Cumhuriyet Savcısı Hasan Dalak, şüpheli Kadir N. ile Ümit A.'nın Pasinler Cumhuriyet Savcılığı'na verdiği ifadelere de iddianamede yer verdi. Pasinler'de bir fırında geceleri çalışan ve Gümüşhane MYO'da bir süre okuduğunu ve Kethuda Mahallesi'nde oturduğunu anlatan Kadir N., öğretmen A.K. ile karşılaştığında önce saati sorduğunu bildirdi. Ardından A.K.'yi itekleyerek terk edilmiş yere götürdüğünü itiraf eden Kadir N., öğretmenin burada kafasını çarparak yere düştüğünü iddia etti. Bıçakla pantolonunun üst
tarafını defalarca kestiğini anlatan Kadir N. cinsel müdahalede bulunmadığını, olay yerine gelen çocukları görünce kaçtığını söyledi. Kaçarken öğretmenin çantasını aldığını ve Kale'ye çıktığını vurgulayan Kadir N., pişmanlık duyduğu için çanta ile birlikte üzerinde kan olan kendi montunu yaktığını itiraf etti.

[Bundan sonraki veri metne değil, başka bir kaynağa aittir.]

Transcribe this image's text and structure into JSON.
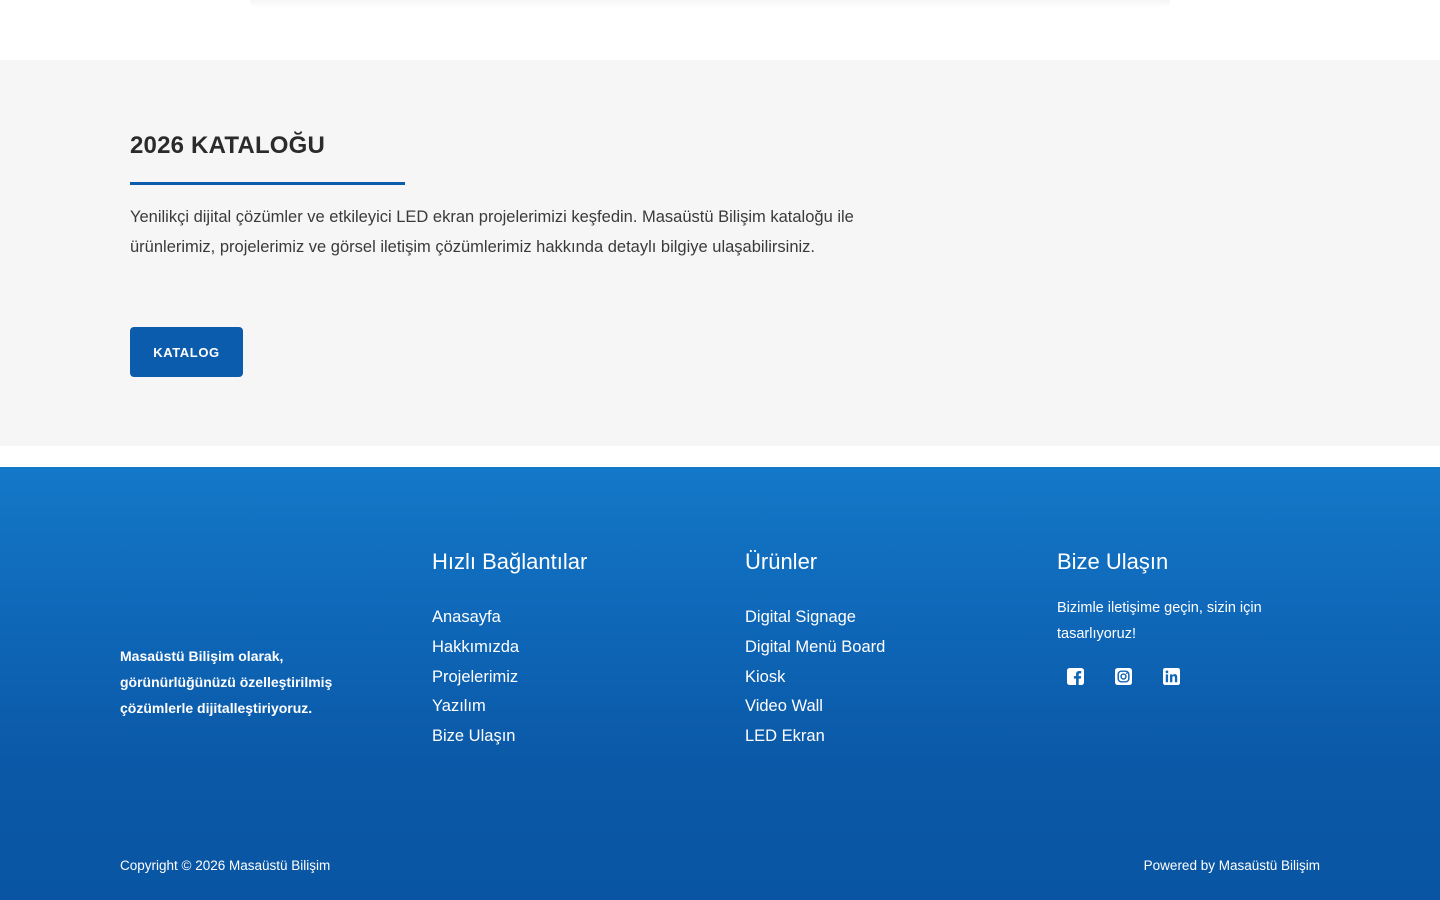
{
  "catalog": {
    "title": "2026 KATALOĞU",
    "description": "Yenilikçi dijital çözümler ve etkileyici LED ekran projelerimizi keşfedin. Masaüstü Bilişim kataloğu ile ürünlerimiz, projelerimiz ve görsel iletişim çözümlerimiz hakkında detaylı bilgiye ulaşabilirsiniz.",
    "button_label": "KATALOG",
    "accent_color": "#0b5cad"
  },
  "footer": {
    "about": "Masaüstü Bilişim olarak, görünürlüğünüzü özelleştirilmiş çözümlerle dijitalleştiriyoruz.",
    "quick_links": {
      "heading": "Hızlı Bağlantılar",
      "items": [
        "Anasayfa",
        "Hakkımızda",
        "Projelerimiz",
        "Yazılım",
        "Bize Ulaşın"
      ]
    },
    "products": {
      "heading": "Ürünler",
      "items": [
        "Digital Signage",
        "Digital Menü Board",
        "Kiosk",
        "Video Wall",
        "LED Ekran"
      ]
    },
    "contact": {
      "heading": "Bize Ulaşın",
      "text": "Bizimle iletişime geçin, sizin için tasarlıyoruz!",
      "social": [
        "facebook-icon",
        "instagram-icon",
        "linkedin-icon"
      ]
    },
    "copyright": "Copyright © 2026 Masaüstü Bilişim",
    "powered_by": "Powered by Masaüstü Bilişim",
    "gradient_top": "#1478c8",
    "gradient_bottom": "#0955a3"
  }
}
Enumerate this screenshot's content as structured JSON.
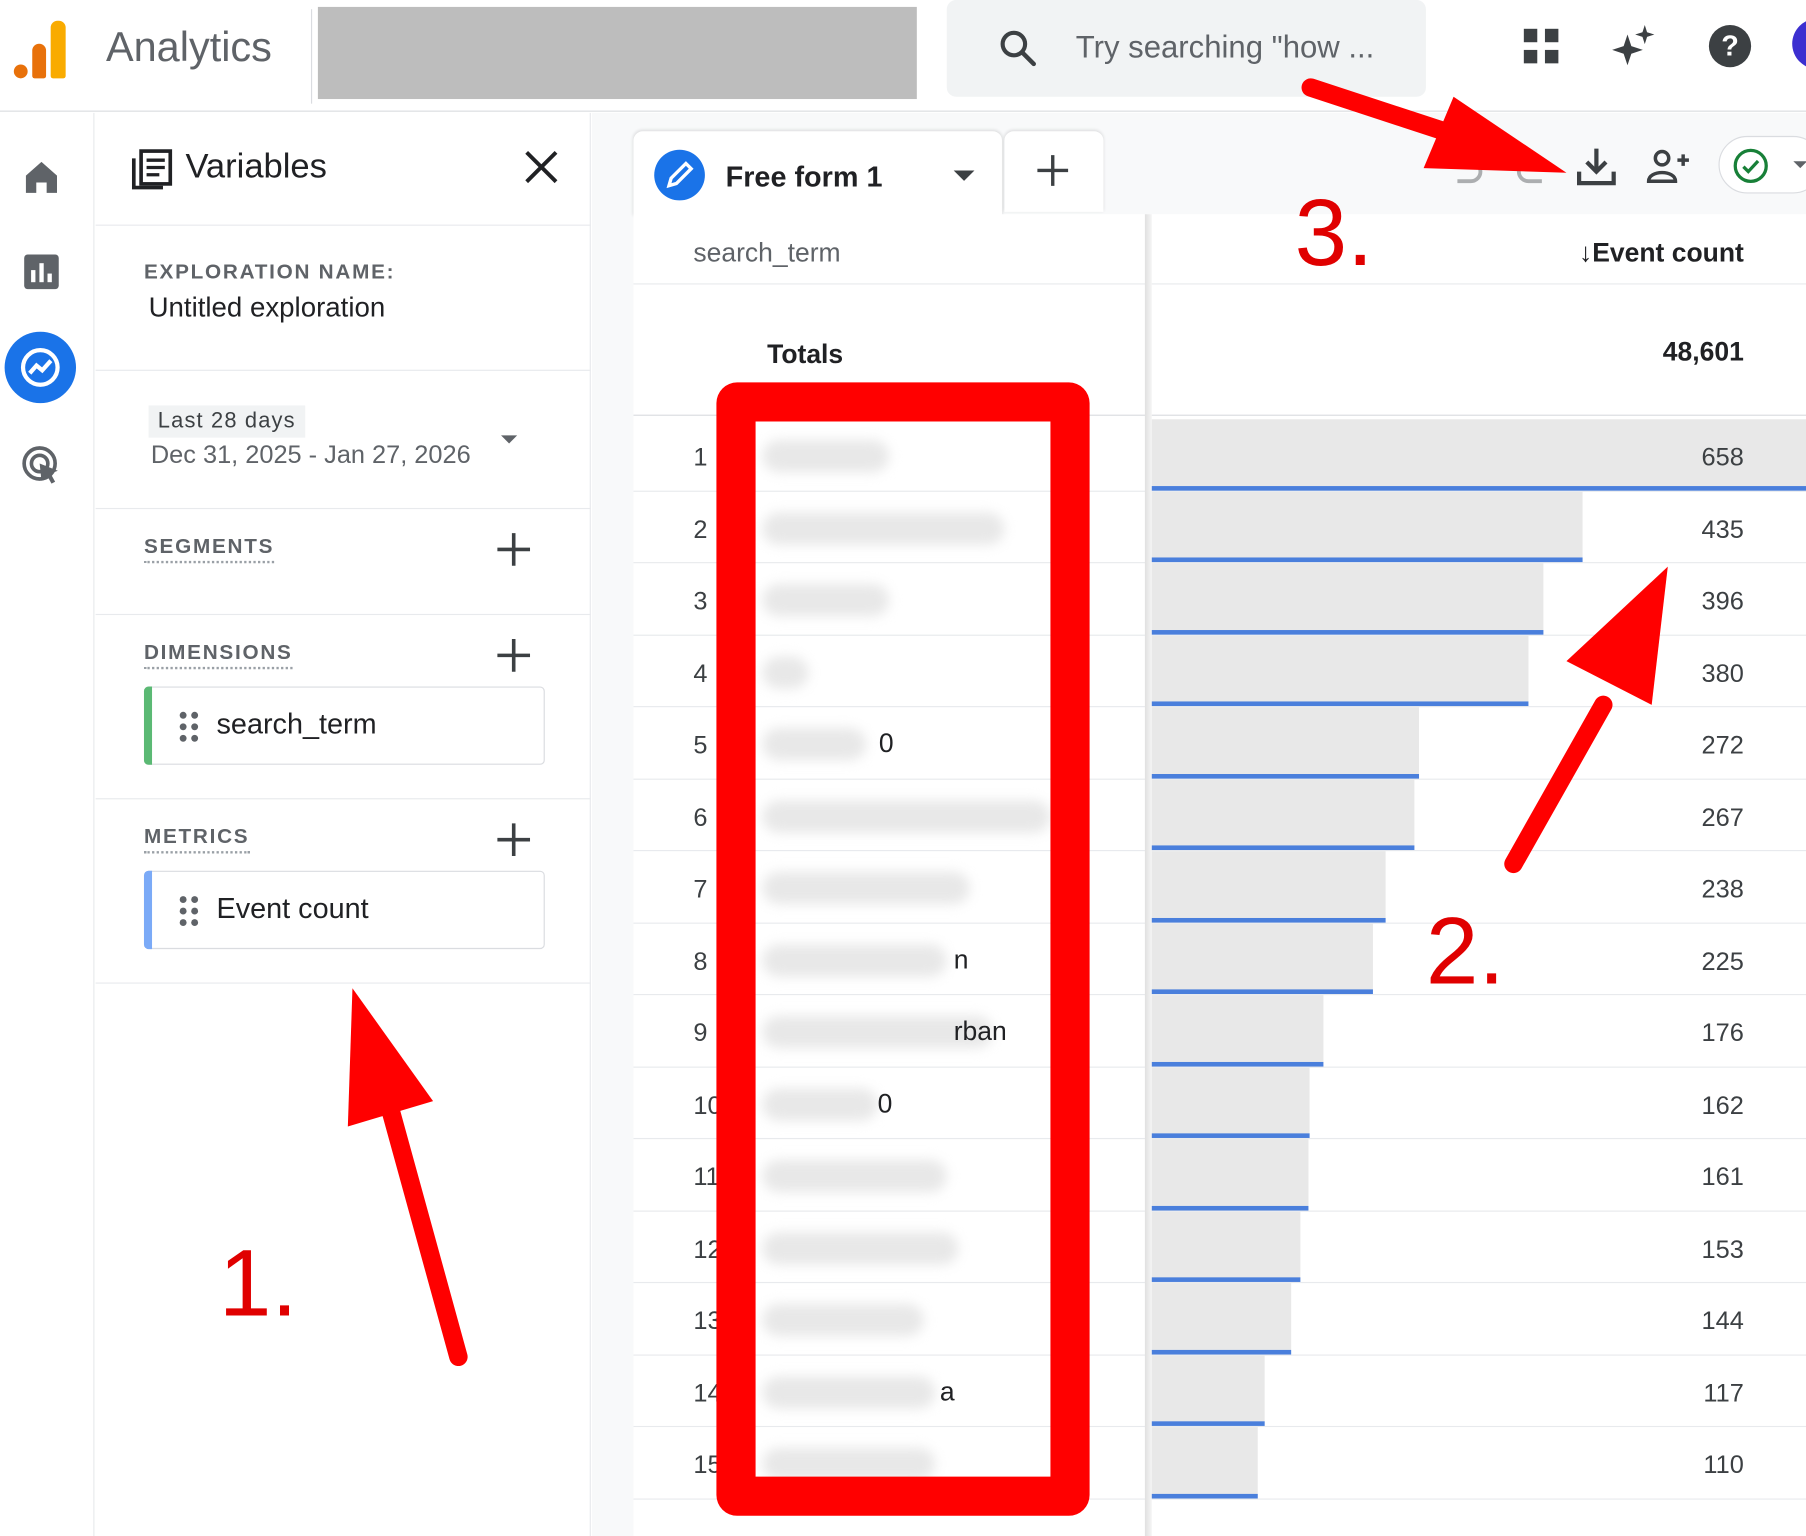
{
  "app": {
    "title": "Analytics",
    "search_placeholder": "Try searching \"how ...",
    "brand_colors": {
      "orange_dark": "#e8710a",
      "orange_light": "#f9ab00",
      "accent": "#1a73e8"
    }
  },
  "topbar": {
    "icons": [
      "apps-grid-icon",
      "sparkle-icon",
      "help-icon"
    ]
  },
  "rail": {
    "items": [
      "home-icon",
      "reports-icon",
      "explore-icon",
      "advertising-icon"
    ]
  },
  "variables_panel": {
    "title": "Variables",
    "exploration_name_label": "EXPLORATION NAME:",
    "exploration_name": "Untitled exploration",
    "date_chip": "Last 28 days",
    "date_range": "Dec 31, 2025 - Jan 27, 2026",
    "segments_label": "SEGMENTS",
    "dimensions_label": "DIMENSIONS",
    "dimension_item": "search_term",
    "metrics_label": "METRICS",
    "metric_item": "Event count"
  },
  "tabs": {
    "active_tab": "Free form 1"
  },
  "table": {
    "dimension_header": "search_term",
    "metric_header": "↓Event count",
    "totals_label": "Totals",
    "totals_value": "48,601",
    "rows": [
      {
        "idx": "1",
        "tail": "",
        "value": "658",
        "share": 1.0
      },
      {
        "idx": "2",
        "tail": "",
        "value": "435",
        "share": 0.661
      },
      {
        "idx": "3",
        "tail": "",
        "value": "396",
        "share": 0.602
      },
      {
        "idx": "4",
        "tail": "",
        "value": "380",
        "share": 0.578
      },
      {
        "idx": "5",
        "tail": "0",
        "value": "272",
        "share": 0.413
      },
      {
        "idx": "6",
        "tail": "",
        "value": "267",
        "share": 0.406
      },
      {
        "idx": "7",
        "tail": "",
        "value": "238",
        "share": 0.362
      },
      {
        "idx": "8",
        "tail": "n",
        "value": "225",
        "share": 0.342
      },
      {
        "idx": "9",
        "tail": "rban",
        "value": "176",
        "share": 0.267
      },
      {
        "idx": "10",
        "tail": "0",
        "value": "162",
        "share": 0.246
      },
      {
        "idx": "11",
        "tail": "",
        "value": "161",
        "share": 0.245
      },
      {
        "idx": "12",
        "tail": "",
        "value": "153",
        "share": 0.233
      },
      {
        "idx": "13",
        "tail": "",
        "value": "144",
        "share": 0.219
      },
      {
        "idx": "14",
        "tail": "a",
        "value": "117",
        "share": 0.178
      },
      {
        "idx": "15",
        "tail": "",
        "value": "110",
        "share": 0.167
      }
    ]
  },
  "annotations": {
    "step1": "1.",
    "step2": "2.",
    "step3": "3.",
    "color": "#ff0000"
  }
}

Olayın günü Kadir ile gezdikleri sırada bir öğretmenle arkadaş olarak konuştuğunu ve birlikte onu görmeye gittiklerini anlatan Ümit A. ise, ifadesinde öğretmenin arkadaşı ile konuşmadığına dikkati çekti. Kadir'in tacizde bulunması üzerine öğretmenin "Yapma" diye bağırdığını kaydeden Ümit A., "Kadir, bıçağıyla öğretmenin pantolonunu bel kısmından paçasına kadar birden fazla bıçak darbesi ile kesti. Öğretmen kaçmaya çalışırken, aldığı bıçak darbesiyle kulağı kesildi. Öğretmen de Kadir'in yüzünü tırnaklarıyla yırttı. Bunun üzerine Kadir, yerden taş alarak öğretmenin başına vurdu. Yere düşen ve bayılan öğretmene önce Kadir, sonra ben tecavüz ettik. Kadir çantasını aldı, ben de öğretmenin boğazındaki damarını elimle tutarak yaşayıp yaşamadığını kontrol ettim. Kale içinde öğretmenin çantasını içindekilerle yaktık. Kadir, planlı olarak beni bu olaya götürdü" diye konuştu.

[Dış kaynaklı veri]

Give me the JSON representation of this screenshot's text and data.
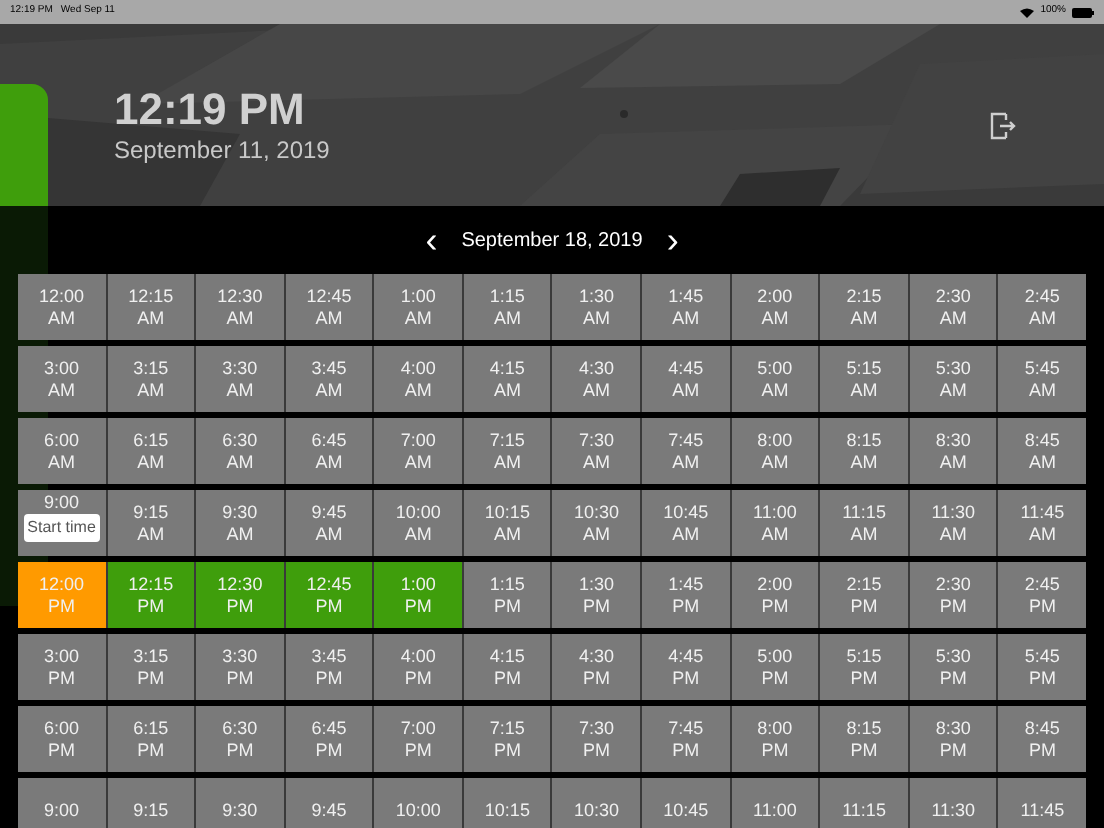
{
  "status_bar": {
    "time": "12:19 PM",
    "date": "Wed Sep 11",
    "battery": "100%"
  },
  "header": {
    "time": "12:19 PM",
    "date": "September 11, 2019"
  },
  "date_nav": {
    "prev": "‹",
    "label": "September 18, 2019",
    "next": "›"
  },
  "slots": [
    [
      {
        "time": "12:00",
        "period": "AM",
        "start": false,
        "selected": false
      },
      {
        "time": "12:15",
        "period": "AM",
        "start": false,
        "selected": false
      },
      {
        "time": "12:30",
        "period": "AM",
        "start": false,
        "selected": false
      },
      {
        "time": "12:45",
        "period": "AM",
        "start": false,
        "selected": false
      },
      {
        "time": "1:00",
        "period": "AM",
        "start": false,
        "selected": false
      },
      {
        "time": "1:15",
        "period": "AM",
        "start": false,
        "selected": false
      },
      {
        "time": "1:30",
        "period": "AM",
        "start": false,
        "selected": false
      },
      {
        "time": "1:45",
        "period": "AM",
        "start": false,
        "selected": false
      },
      {
        "time": "2:00",
        "period": "AM",
        "start": false,
        "selected": false
      },
      {
        "time": "2:15",
        "period": "AM",
        "start": false,
        "selected": false
      },
      {
        "time": "2:30",
        "period": "AM",
        "start": false,
        "selected": false
      },
      {
        "time": "2:45",
        "period": "AM",
        "start": false,
        "selected": false
      }
    ],
    [
      {
        "time": "3:00",
        "period": "AM",
        "start": false,
        "selected": false
      },
      {
        "time": "3:15",
        "period": "AM",
        "start": false,
        "selected": false
      },
      {
        "time": "3:30",
        "period": "AM",
        "start": false,
        "selected": false
      },
      {
        "time": "3:45",
        "period": "AM",
        "start": false,
        "selected": false
      },
      {
        "time": "4:00",
        "period": "AM",
        "start": false,
        "selected": false
      },
      {
        "time": "4:15",
        "period": "AM",
        "start": false,
        "selected": false
      },
      {
        "time": "4:30",
        "period": "AM",
        "start": false,
        "selected": false
      },
      {
        "time": "4:45",
        "period": "AM",
        "start": false,
        "selected": false
      },
      {
        "time": "5:00",
        "period": "AM",
        "start": false,
        "selected": false
      },
      {
        "time": "5:15",
        "period": "AM",
        "start": false,
        "selected": false
      },
      {
        "time": "5:30",
        "period": "AM",
        "start": false,
        "selected": false
      },
      {
        "time": "5:45",
        "period": "AM",
        "start": false,
        "selected": false
      }
    ],
    [
      {
        "time": "6:00",
        "period": "AM",
        "start": false,
        "selected": false
      },
      {
        "time": "6:15",
        "period": "AM",
        "start": false,
        "selected": false
      },
      {
        "time": "6:30",
        "period": "AM",
        "start": false,
        "selected": false
      },
      {
        "time": "6:45",
        "period": "AM",
        "start": false,
        "selected": false
      },
      {
        "time": "7:00",
        "period": "AM",
        "start": false,
        "selected": false
      },
      {
        "time": "7:15",
        "period": "AM",
        "start": false,
        "selected": false
      },
      {
        "time": "7:30",
        "period": "AM",
        "start": false,
        "selected": false
      },
      {
        "time": "7:45",
        "period": "AM",
        "start": false,
        "selected": false
      },
      {
        "time": "8:00",
        "period": "AM",
        "start": false,
        "selected": false
      },
      {
        "time": "8:15",
        "period": "AM",
        "start": false,
        "selected": false
      },
      {
        "time": "8:30",
        "period": "AM",
        "start": false,
        "selected": false
      },
      {
        "time": "8:45",
        "period": "AM",
        "start": false,
        "selected": false
      }
    ],
    [
      {
        "time": "9:00",
        "tooltip": "Start time",
        "start": false,
        "selected": false
      },
      {
        "time": "9:15",
        "period": "AM",
        "start": false,
        "selected": false
      },
      {
        "time": "9:30",
        "period": "AM",
        "start": false,
        "selected": false
      },
      {
        "time": "9:45",
        "period": "AM",
        "start": false,
        "selected": false
      },
      {
        "time": "10:00",
        "period": "AM",
        "start": false,
        "selected": false
      },
      {
        "time": "10:15",
        "period": "AM",
        "start": false,
        "selected": false
      },
      {
        "time": "10:30",
        "period": "AM",
        "start": false,
        "selected": false
      },
      {
        "time": "10:45",
        "period": "AM",
        "start": false,
        "selected": false
      },
      {
        "time": "11:00",
        "period": "AM",
        "start": false,
        "selected": false
      },
      {
        "time": "11:15",
        "period": "AM",
        "start": false,
        "selected": false
      },
      {
        "time": "11:30",
        "period": "AM",
        "start": false,
        "selected": false
      },
      {
        "time": "11:45",
        "period": "AM",
        "start": false,
        "selected": false
      }
    ],
    [
      {
        "time": "12:00",
        "period": "PM",
        "start": true,
        "selected": true
      },
      {
        "time": "12:15",
        "period": "PM",
        "start": false,
        "selected": true
      },
      {
        "time": "12:30",
        "period": "PM",
        "start": false,
        "selected": true
      },
      {
        "time": "12:45",
        "period": "PM",
        "start": false,
        "selected": true
      },
      {
        "time": "1:00",
        "period": "PM",
        "start": false,
        "selected": true
      },
      {
        "time": "1:15",
        "period": "PM",
        "start": false,
        "selected": false
      },
      {
        "time": "1:30",
        "period": "PM",
        "start": false,
        "selected": false
      },
      {
        "time": "1:45",
        "period": "PM",
        "start": false,
        "selected": false
      },
      {
        "time": "2:00",
        "period": "PM",
        "start": false,
        "selected": false
      },
      {
        "time": "2:15",
        "period": "PM",
        "start": false,
        "selected": false
      },
      {
        "time": "2:30",
        "period": "PM",
        "start": false,
        "selected": false
      },
      {
        "time": "2:45",
        "period": "PM",
        "start": false,
        "selected": false
      }
    ],
    [
      {
        "time": "3:00",
        "period": "PM",
        "start": false,
        "selected": false
      },
      {
        "time": "3:15",
        "period": "PM",
        "start": false,
        "selected": false
      },
      {
        "time": "3:30",
        "period": "PM",
        "start": false,
        "selected": false
      },
      {
        "time": "3:45",
        "period": "PM",
        "start": false,
        "selected": false
      },
      {
        "time": "4:00",
        "period": "PM",
        "start": false,
        "selected": false
      },
      {
        "time": "4:15",
        "period": "PM",
        "start": false,
        "selected": false
      },
      {
        "time": "4:30",
        "period": "PM",
        "start": false,
        "selected": false
      },
      {
        "time": "4:45",
        "period": "PM",
        "start": false,
        "selected": false
      },
      {
        "time": "5:00",
        "period": "PM",
        "start": false,
        "selected": false
      },
      {
        "time": "5:15",
        "period": "PM",
        "start": false,
        "selected": false
      },
      {
        "time": "5:30",
        "period": "PM",
        "start": false,
        "selected": false
      },
      {
        "time": "5:45",
        "period": "PM",
        "start": false,
        "selected": false
      }
    ],
    [
      {
        "time": "6:00",
        "period": "PM",
        "start": false,
        "selected": false
      },
      {
        "time": "6:15",
        "period": "PM",
        "start": false,
        "selected": false
      },
      {
        "time": "6:30",
        "period": "PM",
        "start": false,
        "selected": false
      },
      {
        "time": "6:45",
        "period": "PM",
        "start": false,
        "selected": false
      },
      {
        "time": "7:00",
        "period": "PM",
        "start": false,
        "selected": false
      },
      {
        "time": "7:15",
        "period": "PM",
        "start": false,
        "selected": false
      },
      {
        "time": "7:30",
        "period": "PM",
        "start": false,
        "selected": false
      },
      {
        "time": "7:45",
        "period": "PM",
        "start": false,
        "selected": false
      },
      {
        "time": "8:00",
        "period": "PM",
        "start": false,
        "selected": false
      },
      {
        "time": "8:15",
        "period": "PM",
        "start": false,
        "selected": false
      },
      {
        "time": "8:30",
        "period": "PM",
        "start": false,
        "selected": false
      },
      {
        "time": "8:45",
        "period": "PM",
        "start": false,
        "selected": false
      }
    ],
    [
      {
        "time": "9:00",
        "start": false,
        "selected": false
      },
      {
        "time": "9:15",
        "start": false,
        "selected": false
      },
      {
        "time": "9:30",
        "start": false,
        "selected": false
      },
      {
        "time": "9:45",
        "start": false,
        "selected": false
      },
      {
        "time": "10:00",
        "start": false,
        "selected": false
      },
      {
        "time": "10:15",
        "start": false,
        "selected": false
      },
      {
        "time": "10:30",
        "start": false,
        "selected": false
      },
      {
        "time": "10:45",
        "start": false,
        "selected": false
      },
      {
        "time": "11:00",
        "start": false,
        "selected": false
      },
      {
        "time": "11:15",
        "start": false,
        "selected": false
      },
      {
        "time": "11:30",
        "start": false,
        "selected": false
      },
      {
        "time": "11:45",
        "start": false,
        "selected": false
      }
    ]
  ]
}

Her iki şüphelinin cinsel saldırı suçunun işlenmesini kolaylaştırmak amacıyla kasten öldürmeye teşebbüs suçundan dolayı TCK'nın 82/1-h maddesi uyarınca 'ağırlaştırılmış ömür boyu hapis', nitelikli yağma suçundan dolayı TCK'nın 149/1-a, c maddeleri uyarınca 10 yıldan 15 yıla kadar hapis cezası almalarını istedi. Cumhuriyet Savcısı, silahla ve birden fazla kişiyle birlikte cinsel saldırı suçlarından dolayı TCK'nın 102/ 2 maddesi uyarınca 7 yıldan 12 yıla kadar, birden fazla kişiyle silah ve cebir
kullanarak cinsel amaçlı kişi hürriyetinden yoksun kılmak suçundan TCK'nın 109/2 maddesi uyarınca 2-7 yıla kadar hapis cezası ile cezalandırılmalarını isteniyor.